Last night, in Philadelphia, I fell into a Pirate Utopia entirely enabled by the construction of I-95. It was 2 a.m. in the morning and we played music loud with the front door open. The rest of the buildings on the block had long since crumbled away from the negative effect of the huge berm of the highway. My friends were completely comfortable throwing beer bottles over onto that berm, saying that “it doesn’t matter- no body comes here!” and “Boy, isn’t that liberating to throw the bottle? When is the last time you did that?” At the same time, they commented they saw a skunk walking along that overgrown edge of the highway. I thought the skunk was the most important aspect and wondered how to make that something to care about. “Who knew there where skunks in Fishtown?”
There was a frame of a new building on the block and it was easy to enter and explore. I was hesitant at first, and then realized I was in a space that the police would not care about. I was in a space that a select few people care about and yet, 180,000 automobiles pass daily. So I joined my fellow musicians and climbed up to the top of the building.

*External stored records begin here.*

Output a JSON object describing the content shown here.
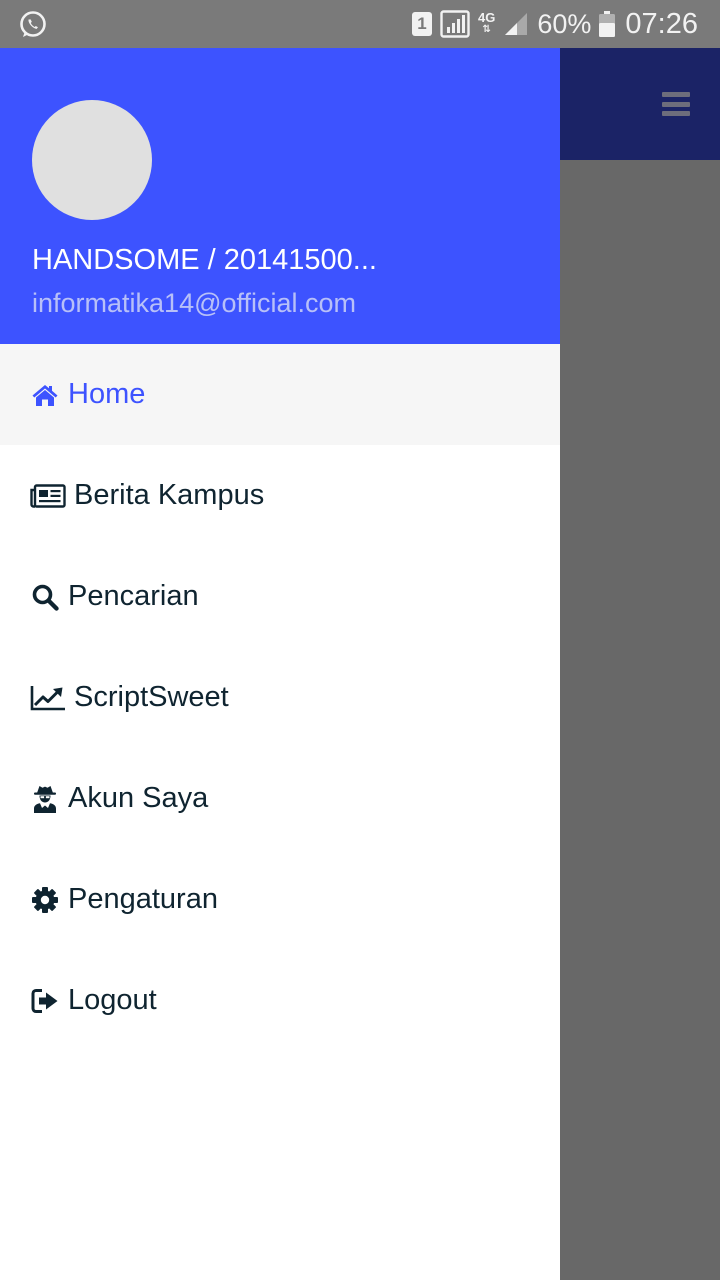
{
  "status_bar": {
    "sim_slot": "1",
    "network": "4G",
    "battery": "60%",
    "time": "07:26",
    "icons": [
      "whatsapp-icon",
      "sim-icon",
      "signal-icon",
      "mobile-data-icon",
      "battery-icon"
    ]
  },
  "colors": {
    "drawer_header": "#3d53ff",
    "active_item": "#3d53ff",
    "toolbar": "#1b2366",
    "scrim": "#686868"
  },
  "drawer": {
    "user_name": "HANDSOME / 20141500...",
    "user_email": "informatika14@official.com",
    "items": [
      {
        "label": "Home",
        "icon": "home-icon",
        "active": true
      },
      {
        "label": "Berita Kampus",
        "icon": "newspaper-icon",
        "active": false
      },
      {
        "label": "Pencarian",
        "icon": "search-icon",
        "active": false
      },
      {
        "label": "ScriptSweet",
        "icon": "line-chart-icon",
        "active": false
      },
      {
        "label": "Akun Saya",
        "icon": "user-secret-icon",
        "active": false
      },
      {
        "label": "Pengaturan",
        "icon": "gear-icon",
        "active": false
      },
      {
        "label": "Logout",
        "icon": "sign-out-icon",
        "active": false
      }
    ]
  }
}
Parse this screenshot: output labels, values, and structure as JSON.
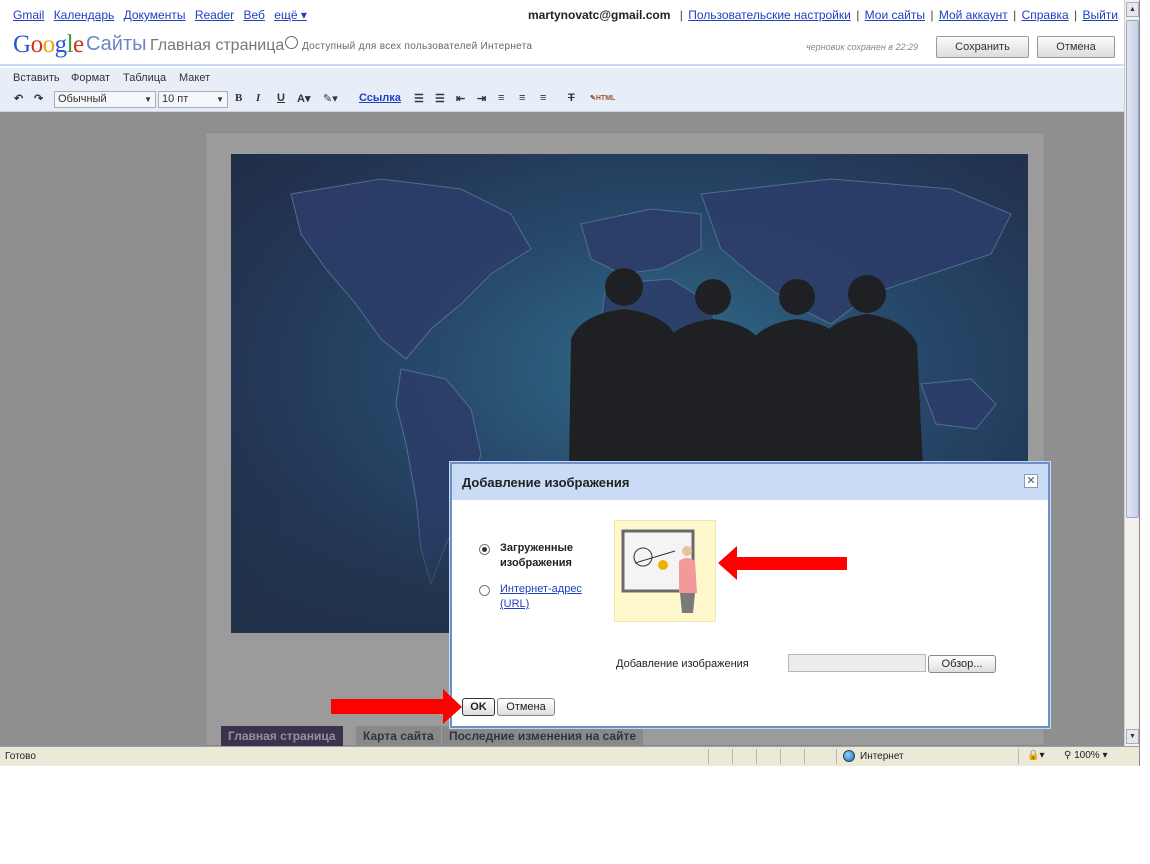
{
  "gbar": {
    "links": [
      "Gmail",
      "Календарь",
      "Документы",
      "Reader",
      "Веб",
      "ещё ▾"
    ],
    "email": "martynovatc@gmail.com",
    "account_links": [
      "Пользовательские настройки",
      "Мои сайты",
      "Мой аккаунт",
      "Справка",
      "Выйти"
    ]
  },
  "header": {
    "logo_letters": [
      "G",
      "o",
      "o",
      "g",
      "l",
      "e"
    ],
    "product": "Сайты",
    "page_title": "Главная страница",
    "access_note": "Доступный для всех пользователей Интернета",
    "draft_note": "черновик сохранен в 22:29",
    "save_label": "Сохранить",
    "cancel_label": "Отмена"
  },
  "editor": {
    "menus": [
      "Вставить",
      "Формат",
      "Таблица",
      "Макет"
    ],
    "style_select": "Обычный",
    "size_select": "10 пт",
    "link_label": "Ссылка",
    "html_label": "HTML"
  },
  "site_nav": {
    "tabs": [
      "Главная страница",
      "Карта сайта",
      "Последние изменения на сайте"
    ]
  },
  "dialog": {
    "title": "Добавление изображения",
    "option_uploaded": "Загруженные изображения",
    "option_url": "Интернет-адрес (URL)",
    "upload_label": "Добавление изображения",
    "browse_label": "Обзор...",
    "ok_label": "OK",
    "cancel_label": "Отмена"
  },
  "statusbar": {
    "ready": "Готово",
    "zone": "Интернет",
    "zoom": "100%"
  },
  "colors": {
    "arrow": "#ff0000",
    "link": "#2040c0",
    "dialog_title_bg": "#c9dbf5",
    "nav_active_bg": "#3b2a5c"
  }
}
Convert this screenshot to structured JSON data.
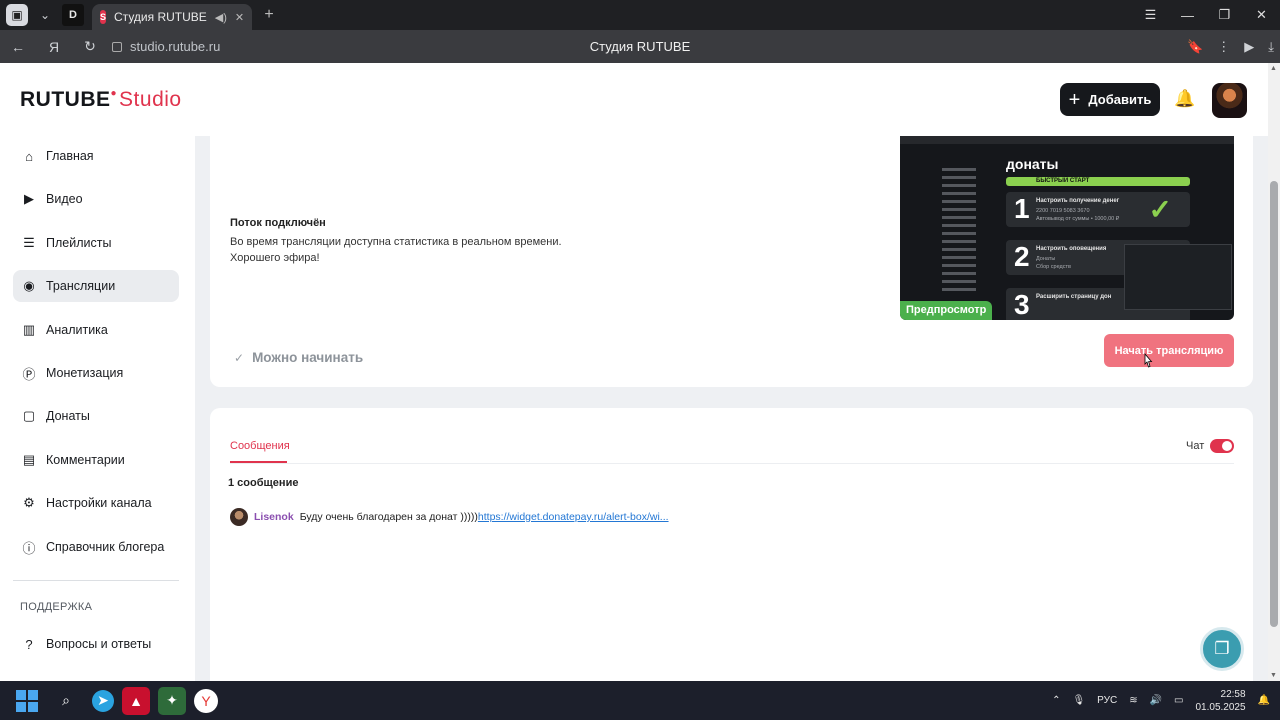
{
  "browser": {
    "pinned_tab_label": "D",
    "tab_title": "Студия RUTUBE",
    "url": "studio.rutube.ru",
    "page_title": "Студия RUTUBE"
  },
  "header": {
    "logo_main": "RUTUBE",
    "logo_studio": "Studio",
    "add_label": "Добавить"
  },
  "sidebar": {
    "items": [
      {
        "label": "Главная",
        "icon": "home-icon"
      },
      {
        "label": "Видео",
        "icon": "video-icon"
      },
      {
        "label": "Плейлисты",
        "icon": "playlist-icon"
      },
      {
        "label": "Трансляции",
        "icon": "broadcast-icon"
      },
      {
        "label": "Аналитика",
        "icon": "analytics-icon"
      },
      {
        "label": "Монетизация",
        "icon": "monetization-icon"
      },
      {
        "label": "Донаты",
        "icon": "donations-icon"
      },
      {
        "label": "Комментарии",
        "icon": "comments-icon"
      },
      {
        "label": "Настройки канала",
        "icon": "settings-icon"
      },
      {
        "label": "Справочник блогера",
        "icon": "info-icon"
      }
    ],
    "support_section": "ПОДДЕРЖКА",
    "support_items": [
      {
        "label": "Вопросы и ответы",
        "icon": "help-icon"
      }
    ]
  },
  "stream": {
    "title": "Поток подключён",
    "desc_line1": "Во время трансляции доступна статистика в реальном времени.",
    "desc_line2": "Хорошего эфира!",
    "ready_label": "Можно начинать",
    "preview_label": "Предпросмотр",
    "start_label": "Начать трансляцию",
    "preview_content": {
      "heading": "донаты",
      "quick_start": "БЫСТРЫЙ СТАРТ",
      "step1_num": "1",
      "step1_title": "Настроить получение денег",
      "step1_sub1": "2200 7019 5083 3670",
      "step1_sub2": "Автовывод от суммы • 1000,00 ₽",
      "step2_num": "2",
      "step2_title": "Настроить оповещения",
      "step2_sub1": "Донаты",
      "step2_sub2": "Сбор средств",
      "step3_num": "3",
      "step3_title": "Расширить страницу дон"
    }
  },
  "chat": {
    "tab_label": "Сообщения",
    "toggle_label": "Чат",
    "toggle_on": true,
    "count_label": "1 сообщение",
    "messages": [
      {
        "user": "Lisenok",
        "text": "Буду очень благодарен за донат )))))",
        "link": "https://widget.donatepay.ru/alert-box/wi..."
      }
    ]
  },
  "taskbar": {
    "lang": "РУС",
    "time": "22:58",
    "date": "01.05.2025"
  },
  "colors": {
    "accent": "#e0334d",
    "start_button": "#f0737f",
    "preview_badge": "#4bb04c",
    "help_fab": "#3b9db0"
  }
}
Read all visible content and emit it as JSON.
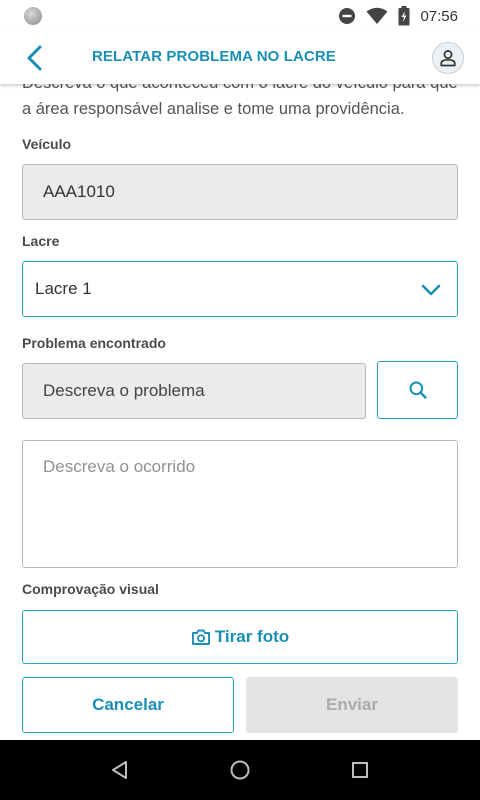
{
  "status_bar": {
    "time": "07:56"
  },
  "app_bar": {
    "title": "RELATAR PROBLEMA NO LACRE"
  },
  "intro_text": "Descreva o que aconteceu com o lacre do veículo para que a área responsável analise e tome uma providência.",
  "form": {
    "vehicle": {
      "label": "Veículo",
      "value": "AAA1010"
    },
    "seal": {
      "label": "Lacre",
      "value": "Lacre 1"
    },
    "problem": {
      "label": "Problema encontrado",
      "placeholder": "Descreva o problema"
    },
    "details": {
      "placeholder": "Descreva o ocorrido"
    },
    "evidence": {
      "label": "Comprovação visual",
      "button_label": "Tirar foto"
    }
  },
  "actions": {
    "cancel_label": "Cancelar",
    "send_label": "Enviar"
  },
  "colors": {
    "accent": "#1a8fb5",
    "border_accent": "#2aa3c6",
    "disabled_bg": "#e9ebec",
    "disabled_button_bg": "#e3e4e5"
  }
}
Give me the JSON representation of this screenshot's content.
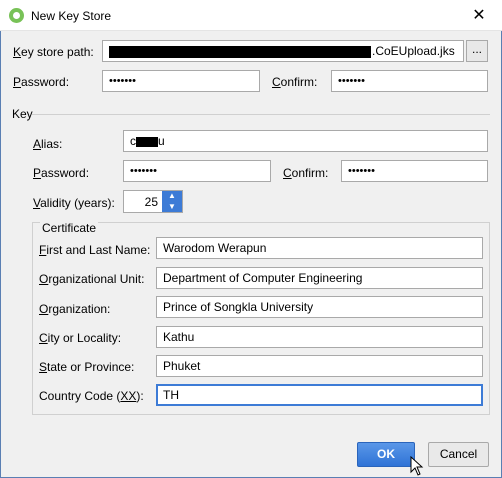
{
  "window": {
    "title": "New Key Store",
    "close_glyph": "✕"
  },
  "keystore": {
    "path_label_u": "K",
    "path_label_rest": "ey store path:",
    "path_visible_suffix": ".CoEUpload.jks",
    "browse_label": "...",
    "password_label_u": "P",
    "password_label_rest": "assword:",
    "password_value": "•••••••",
    "confirm_label_u": "C",
    "confirm_label_rest": "onfirm:",
    "confirm_value": "•••••••"
  },
  "key": {
    "section_label": "Key",
    "alias_label_u": "A",
    "alias_label_rest": "lias:",
    "alias_prefix": "c",
    "alias_suffix": "u",
    "password_label_u": "P",
    "password_label_rest": "assword:",
    "password_value": "•••••••",
    "confirm_label_u": "C",
    "confirm_label_rest": "onfirm:",
    "confirm_value": "•••••••",
    "validity_label_u": "V",
    "validity_label_rest": "alidity (years):",
    "validity_value": "25"
  },
  "certificate": {
    "legend": "Certificate",
    "fields": [
      {
        "label_u": "F",
        "label_rest": "irst and Last Name:",
        "value": "Warodom Werapun"
      },
      {
        "label_u": "O",
        "label_rest": "rganizational Unit:",
        "value": "Department of Computer Engineering"
      },
      {
        "label_u": "O",
        "label_rest": "rganization:",
        "value": "Prince of Songkla University"
      },
      {
        "label_u": "C",
        "label_rest": "ity or Locality:",
        "value": "Kathu"
      },
      {
        "label_u": "S",
        "label_rest": "tate or Province:",
        "value": "Phuket"
      },
      {
        "label_pre": "Country Code (",
        "label_u": "XX",
        "label_post": "):",
        "value": "TH"
      }
    ]
  },
  "buttons": {
    "ok": "OK",
    "cancel": "Cancel"
  },
  "colors": {
    "accent": "#3d7bd6",
    "app_icon": "#78c257"
  }
}
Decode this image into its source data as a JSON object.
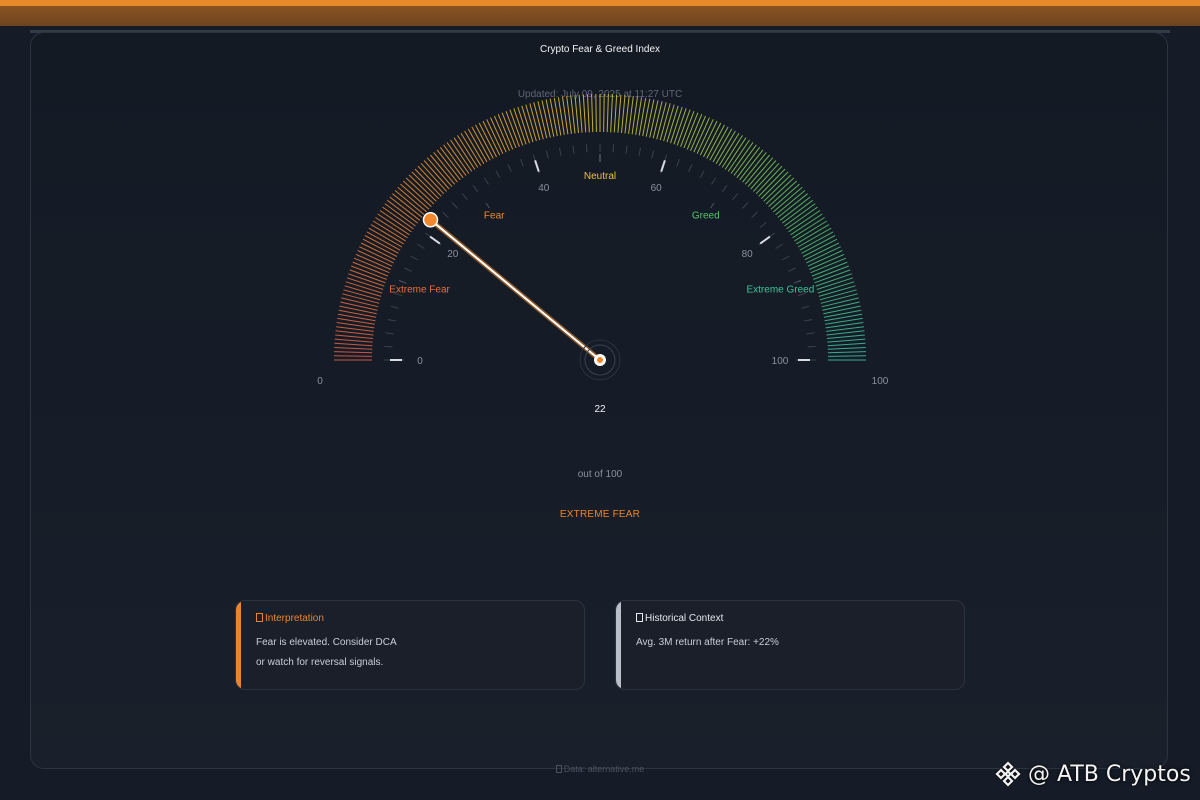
{
  "header": {
    "title": "Crypto Fear & Greed Index",
    "updated": "Updated: July 09, 2025 at 11:27 UTC"
  },
  "gauge": {
    "value": 22,
    "min": 0,
    "max": 100,
    "value_text": "22",
    "out_of": "out of 100",
    "classification": "EXTREME FEAR",
    "scale_labels": [
      "0",
      "20",
      "40",
      "60",
      "80",
      "100"
    ],
    "end_labels": [
      "0",
      "100"
    ],
    "zones": [
      {
        "label": "Extreme Fear",
        "color": "#e8703a"
      },
      {
        "label": "Fear",
        "color": "#f08a2e"
      },
      {
        "label": "Neutral",
        "color": "#eac53a"
      },
      {
        "label": "Greed",
        "color": "#52c46a"
      },
      {
        "label": "Extreme Greed",
        "color": "#3cc49a"
      }
    ],
    "colors": {
      "needle_knob": "#f0892b",
      "needle": "#ffffff",
      "tick": "#3a4250"
    }
  },
  "cards": [
    {
      "title": "Interpretation",
      "icon": "bulb-icon",
      "lines": [
        "Fear is elevated. Consider DCA",
        "or watch for reversal signals."
      ],
      "accent": "#e9852c",
      "title_color": "#e9852c"
    },
    {
      "title": "Historical Context",
      "icon": "chart-icon",
      "lines": [
        "Avg. 3M return after Fear: +22%"
      ],
      "accent": "#b9bec8",
      "title_color": "#e6e9ee"
    }
  ],
  "footer": {
    "source": "Data: alternative.me"
  },
  "watermark": {
    "text": "@ ATB Cryptos",
    "icon": "binance-logo-icon"
  }
}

I could see the sky scrapers of Philadelphia in the distance. I could see the lights on top, pulsing, presumably to alert planes of their presence but I am not sure. The visual vector of i-95 led directly to them, and I couldn’t help but see the highway as a pulse of the city as an organism. I looked around at the row houses and tried to view the landscape as it would appear 10 years ago, 30 years ago or 50 years ago. I looked at the trees and tried to reverse their growth. I tried to remove the highway, the huge barrier it presented both physically and mentally. I saw the Delaware River in the distance and the non-linear aspects of progress. I cherished the newness of the experience and the perspective it gave me, simply to be elevated above my neighborhood in an unclaimed space. We turned a big banner selling something backwards with a “Now who’s selling what?”
It was an escape from the escape we live in. It felt real.